Thursday 10 September 2009

Great Danes!

No, we didn't got to Norfolk, Scotland, Finland or the Netherlands - all good guesses and I can see the similarities. We drove to Harwich and took the over-night ferry to to Denmark.

We've explored from Gretten on the far tip of North Jutland - where the Skaggerat's waves from the west crash into to Kattergat's waves from the east and a wind buffeted procession of people walk out to stand on the finger of sand pointing out into the maelstrom . . .


Over many bridges from island to island down to Langeland, almost, but not quite the very south of the country.


The mix of ancient history and tradition and the very height of modern design style is perfectly blended here at Koldinghus, where the old castle has been transformed into a stunning exhilbition space - the current exhibition is about sustainable fashion and 'green' textiles.

For the first part of the holiday we stayed in a hotel in Odense on the island of Funen. This is the old part of the town, with its markets and cobbled streets . . .

On Funen we found sunny harbours and pretty villages, Egeskov castle, the Ladby Viking ship burial and in Brandt's Mill on a rainy morning we discovered exhibitions of stunning creative Scandinavian bookbinding and moodily beautiful landscape photography by Kirsten Klein.


For the second week we had a complete contrast - a little sommerhus in the woods on the shores of Lymfjorden which divides north and mid Jutland. This was the view from the verandah . . .

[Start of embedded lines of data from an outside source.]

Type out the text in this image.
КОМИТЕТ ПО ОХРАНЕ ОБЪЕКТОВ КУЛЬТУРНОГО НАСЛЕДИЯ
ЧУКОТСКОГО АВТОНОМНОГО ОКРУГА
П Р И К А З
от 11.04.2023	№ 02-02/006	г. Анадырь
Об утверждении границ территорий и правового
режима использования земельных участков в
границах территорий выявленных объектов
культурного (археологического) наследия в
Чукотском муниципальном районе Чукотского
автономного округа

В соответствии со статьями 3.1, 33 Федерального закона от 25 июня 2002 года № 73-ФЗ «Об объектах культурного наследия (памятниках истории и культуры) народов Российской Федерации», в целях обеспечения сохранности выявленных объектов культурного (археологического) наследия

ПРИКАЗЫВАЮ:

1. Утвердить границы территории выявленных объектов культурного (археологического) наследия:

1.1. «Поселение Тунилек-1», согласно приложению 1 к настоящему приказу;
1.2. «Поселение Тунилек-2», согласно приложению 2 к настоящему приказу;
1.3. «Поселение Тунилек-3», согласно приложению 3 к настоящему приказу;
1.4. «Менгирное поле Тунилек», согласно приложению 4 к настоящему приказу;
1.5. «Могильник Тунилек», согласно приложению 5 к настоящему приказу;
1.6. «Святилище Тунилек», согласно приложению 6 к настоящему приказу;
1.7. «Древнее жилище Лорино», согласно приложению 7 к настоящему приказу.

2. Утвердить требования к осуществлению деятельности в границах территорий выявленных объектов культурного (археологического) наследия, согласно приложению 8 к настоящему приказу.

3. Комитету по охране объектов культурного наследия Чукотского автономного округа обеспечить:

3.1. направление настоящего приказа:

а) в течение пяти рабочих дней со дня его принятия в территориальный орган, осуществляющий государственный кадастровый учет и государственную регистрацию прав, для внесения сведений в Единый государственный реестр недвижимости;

Dark northern nights with skies spangled with stars; sandy dunes and moors; long pebble beaches - yes there was all that. We visited Skagen (pronounced to rhyme with rain) and saw the beautiful paintings at the Skagans Museum and paid a visit to Silkeborg to see the ancient curled body of Tollund man (the verse in the previous post is from Silkeborg Museum, at the start of the wooden walkway to the building which is now the resting place of Tolland man and Elling woman.)

Beneath the reserved, clean and stylish surface lurks a cheeky sense of humour
. . . was that a monkey? street art to raise a smile in Skive . . .

And what to you think will be in the Resting Garden at Egeskov? "Hammocks that we can lie in" said Cliff . . .

. . . wishes come true, sometimes!


Of course we couldn't not have the harbourside lunch platter . . . mmmm yum!


After two weeks of adventures we had to drive back to the port along the wild dunes on the west caost of Jutland to sail back across the stormy silver North Sea. (Just a bit too choppy for me - oh dear!)



Now, I'm going to break the PPP rule of never appearing on my blog - for the rather momentous reason that

this is my 300th post! Ta-dah!!!!

that calls for a PPP-party
I'll see want I can do ... see you again soon
Celia x

me and Cliff on the top of Koldinghus tower

Sunday 6 September 2009

Watery edges



The trackway leads
to sacred places

where gods are waiting


Fear not!


Road guardians

will watch over you

on your journey.



As some of you may have suspected, I've been unplugged for a while – and have been wandering far afield . . .

to a place with lots of watery edges and wide open horizons; skylines whirling with wind turbines; and even more tractors than Suffolk!